The request was for documents about the treatment and deaths of detainees while in United States custody in Iraq, among other subjects. The group provided a list of 70 priority documents, all of which were mentioned in public reports or press accounts.

In his ruling, Judge Hellerstein wrote that the "glacial pace" of the government's response "fails to afford the accountability of government" that the freedom of information laws require. On Aug. 17 the judge had ordered the government to start producing the 70 documents, but none have been released.

"If the documents are more of an embarrassment than a secret, the public should know of our government's treatment of individuals captured and held abroad," he wrote.
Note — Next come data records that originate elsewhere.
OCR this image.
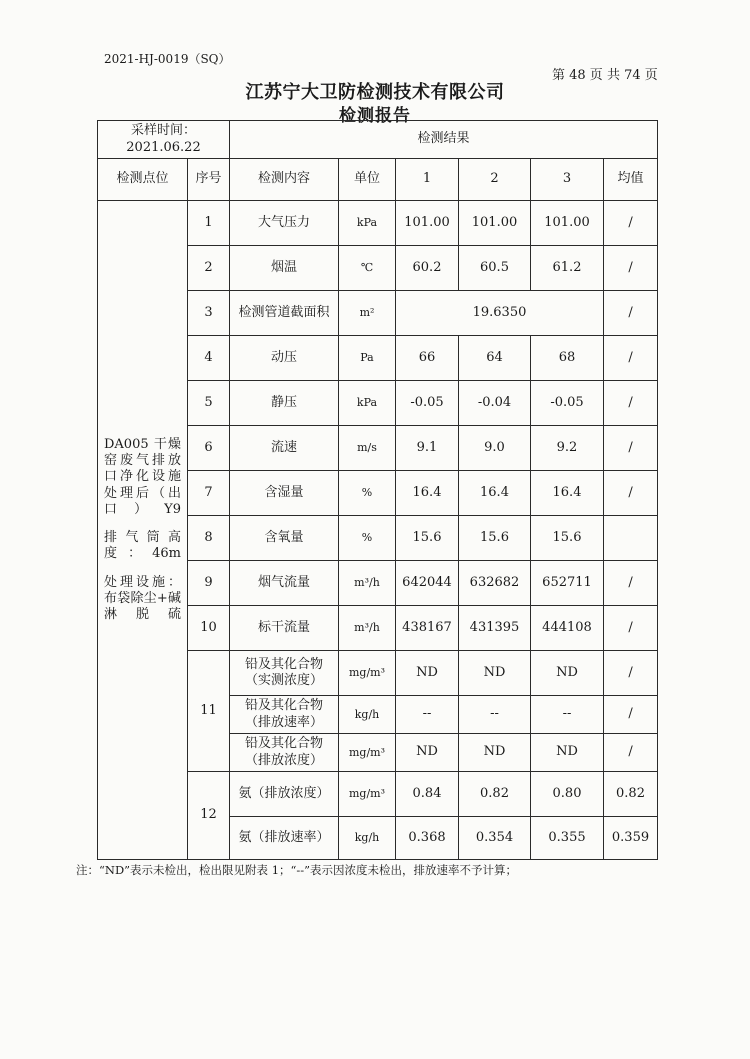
2021-HJ-0019（SQ）
第 48 页 共 74 页
江苏宁大卫防检测技术有限公司
检测报告
采样时间：
2021.06.22		检测结果					
检测点位	序号	检测内容	单位	1	2	3	均值

DA005 干燥窑废气排放口净化设施处理后（出口）Y9
排气筒高度：46m
处理设施：布袋除尘+碱淋脱硫	1	大气压力	kPa	101.00	101.00	101.00	/
	2	烟温	℃	60.2	60.5	61.2	/
	3	检测管道截面积	m²	19.6350			/
	4	动压	Pa	66	64	68	/
	5	静压	kPa	-0.05	-0.04	-0.05	/
	6	流速	m/s	9.1	9.0	9.2	/
	7	含湿量	%	16.4	16.4	16.4	/
	8	含氧量	%	15.6	15.6	15.6	
	9	烟气流量	m³/h	642044	632682	652711	/
	10	标干流量	m³/h	438167	431395	444108	/
	11	铅及其化合物
（实测浓度）	mg/m³	ND	ND	ND	/

		铅及其化合物
（排放速率）	kg/h	--	--	--	/

		铅及其化合物
（排放浓度）	mg/m³	ND	ND	ND	/
	12	氨（排放浓度）	mg/m³	0.84	0.82	0.80	0.82
		氨（排放速率）	kg/h	0.368	0.354	0.355	0.359
注：“ND”表示未检出，检出限见附表 1；“--”表示因浓度未检出，排放速率不予计算；
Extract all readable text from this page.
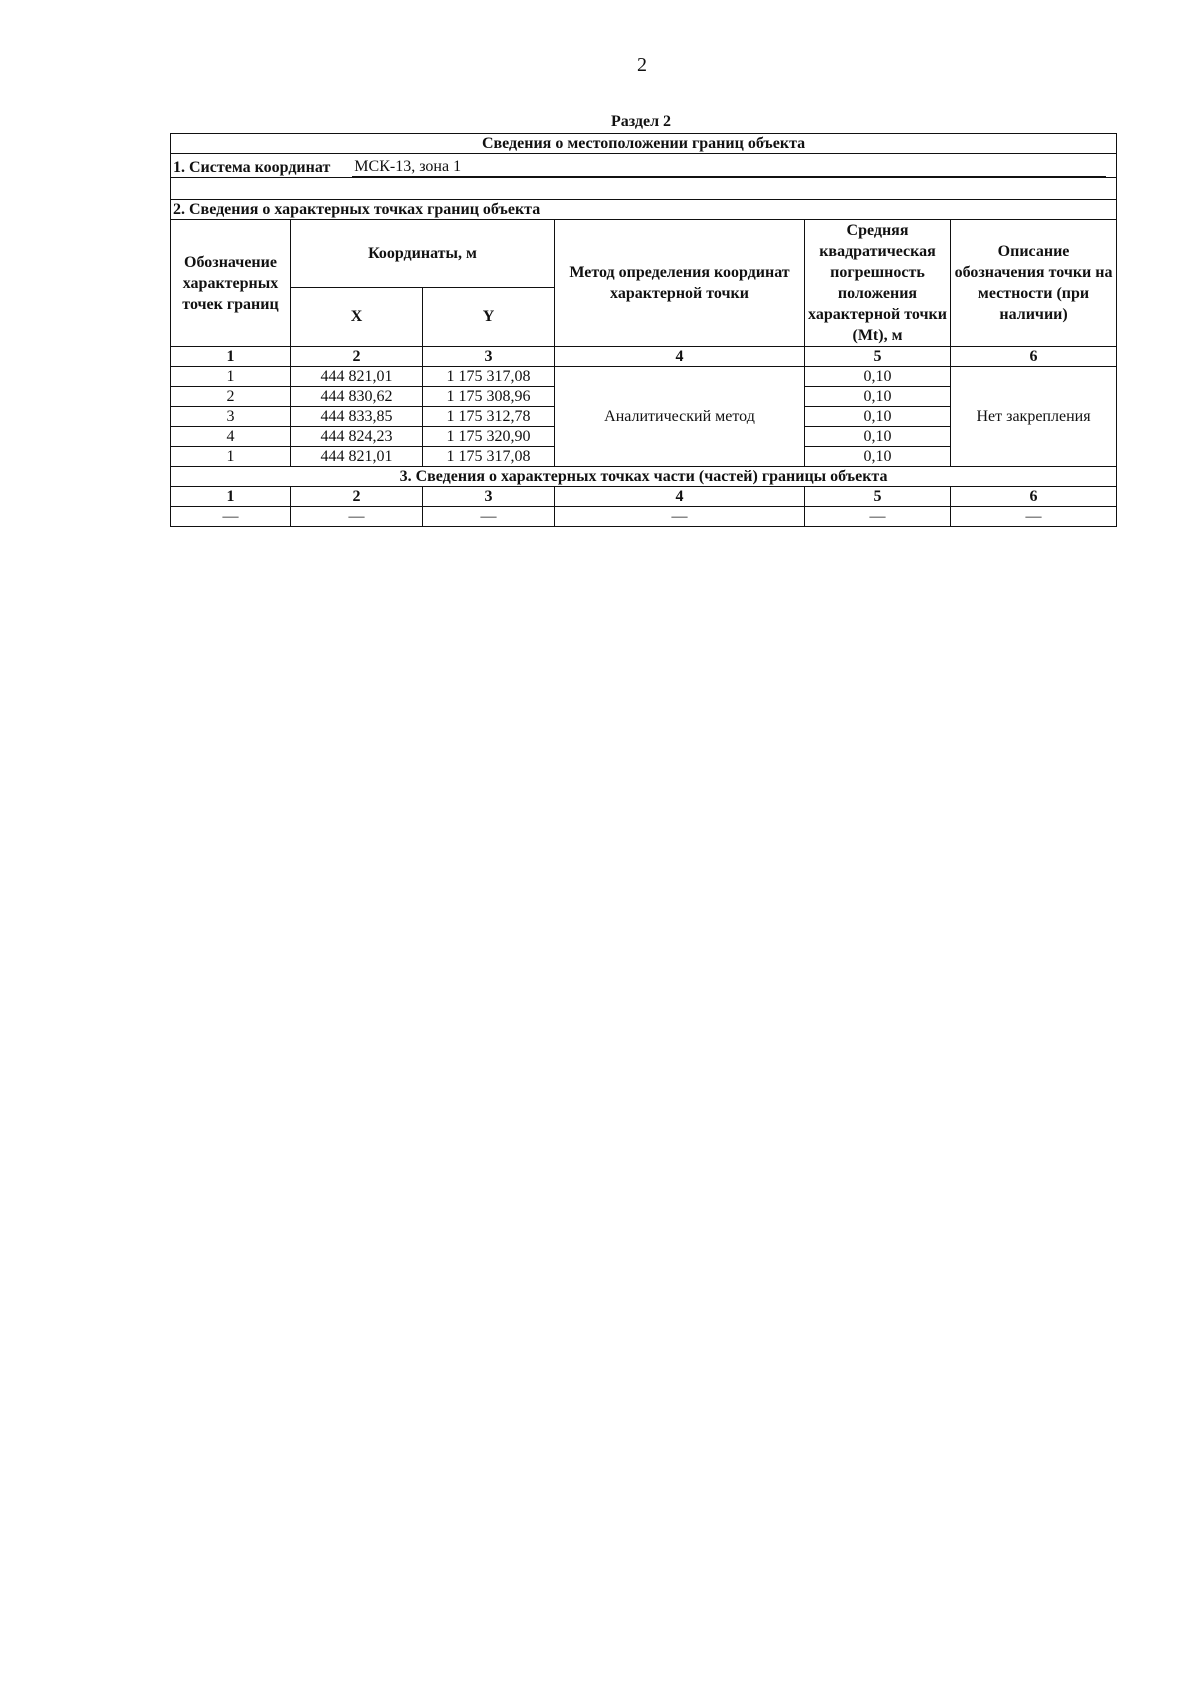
2
Раздел 2
Сведения о местоположении границ объекта					

1. Система координат МСК-13, зона 1					

2. Сведения о характерных точках границ объекта					
Обозначение характерных точек границ	Координаты, м		Метод определения координат характерной точки	Средняя квадратическая погрешность положения характерной точки (Mt), м	Описание обозначения точки на местности (при наличии)
	X	Y			
1	2	3	4	5	6
1	444 821,01	1 175 317,08	Аналитический метод	0,10	Нет закрепления
2	444 830,62	1 175 308,96		0,10	
3	444 833,85	1 175 312,78		0,10	
4	444 824,23	1 175 320,90		0,10	
1	444 821,01	1 175 317,08		0,10	
3. Сведения о характерных точках части (частей) границы объекта					
1	2	3	4	5	6
—	—	—	—	—	—
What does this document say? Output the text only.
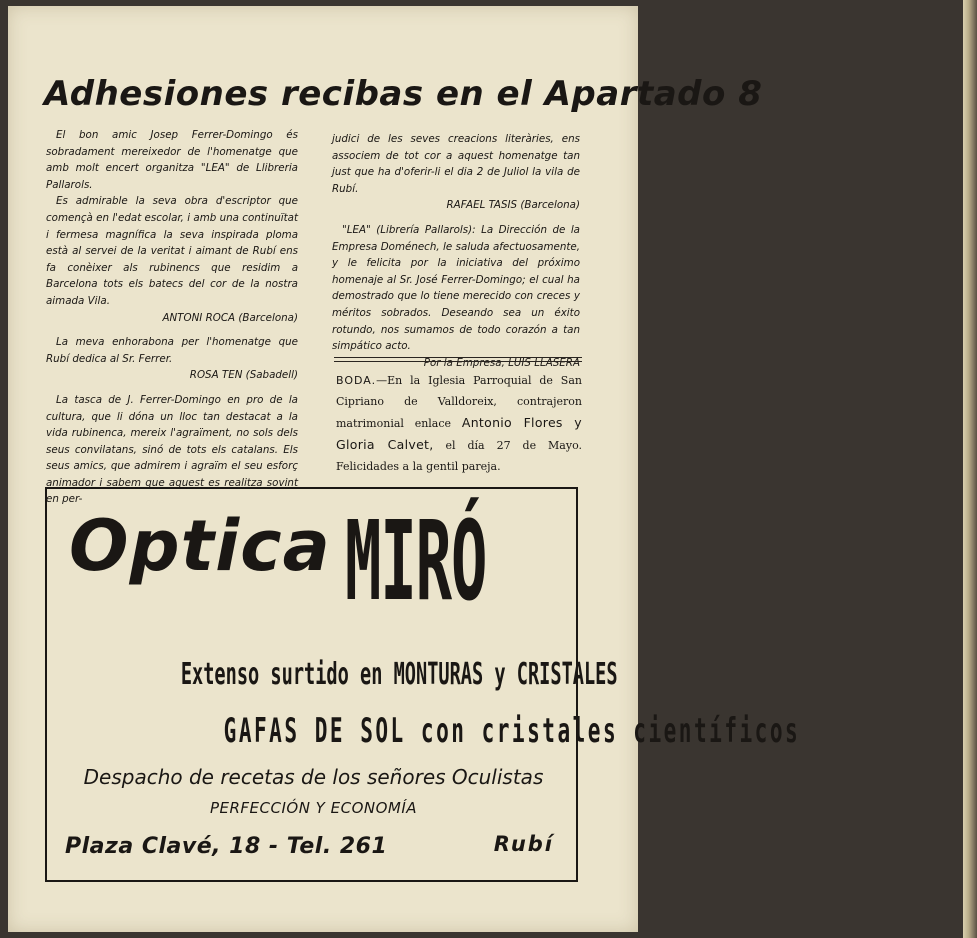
Adhesiones recibas en el Apartado 8

El bon amic Josep Ferrer-Domingo és sobradament mereixedor de l'homenatge que amb molt encert organitza "LEA" de Llibreria Pallarols.

Es admirable la seva obra d'escriptor que començà en l'edat escolar, i amb una continuïtat i fermesa magnífica la seva inspirada ploma està al servei de la veritat i aimant de Rubí ens fa conèixer als rubinencs que residim a Barcelona tots els batecs del cor de la nostra aimada Vila.

ANTONI ROCA (Barcelona)

La meva enhorabona per l'homenatge que Rubí dedica al Sr. Ferrer.

ROSA TEN (Sabadell)

La tasca de J. Ferrer-Domingo en pro de la cultura, que li dóna un lloc tan destacat a la vida rubinenca, mereix l'agraïment, no sols dels seus convilatans, sinó de tots els catalans. Els seus amics, que admirem i agraïm el seu esforç animador i sabem que aquest es realitza sovint en per-

judici de les seves creacions literàries, ens associem de tot cor a aquest homenatge tan just que ha d'oferir-li el dia 2 de Juliol la vila de Rubí.

RAFAEL TASIS (Barcelona)

"LEA" (Librería Pallarols): La Dirección de la Empresa Doménech, le saluda afectuosamente, y le felicita por la iniciativa del próximo homenaje al Sr. José Ferrer-Domingo; el cual ha demostrado que lo tiene merecido con creces y méritos sobrados. Deseando sea un éxito rotundo, nos sumamos de todo corazón a tan simpático acto.

Por la Empresa, LUIS LLASERA

BODA.—En la Iglesia Parroquial de San Cipriano de Valldoreix, contrajeron matrimonial enlace Antonio Flores y Gloria Calvet, el día 27 de Mayo. Felicidades a la gentil pareja.
Optica MIRÓ
Extenso surtido en MONTURAS y CRISTALES
GAFAS DE SOL con cristales científicos
Despacho de recetas de los señores Oculistas
PERFECCIÓN Y ECONOMÍA
Plaza Clavé, 18 - Tel. 261	Rubí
He stopped short of ordering the Pentagon to turn over the actual documents by the October deadline, after Assistant United States Attorney Sean Lane argued at a hearing on Friday that there were too many of them - at least 20,000, he said - to produce that soon. Mr. Lane said that many of the Pentagon's documents could not be released for national security reasons, and that the agency was working to identify those it would seek to withhold.

The Pentagon offered to produce a list of its relevant documents by February. In imposing the Oct. 15 deadline, Judge Hellerstein said the federal agencies could make a separate, sealed list for classified documents they did not want to release. But he required the government to give an explanation for each document it would not release.

Jameel Jaffer, a staff lawyer for the group, said that the ruling was "a huge step forward" and would allow the group to begin court challenges to force the release of the documents.

http://www.nytimes.com/2004/09/16/p...=print&position
LiquidX
Sometimes this things just makes me puke on how some of this things are handled by the government!
imokruok
It works both ways. Democrats leak stuff from the intelligence committees all of the time. Rockefeller needs to STFU and get his own office under control.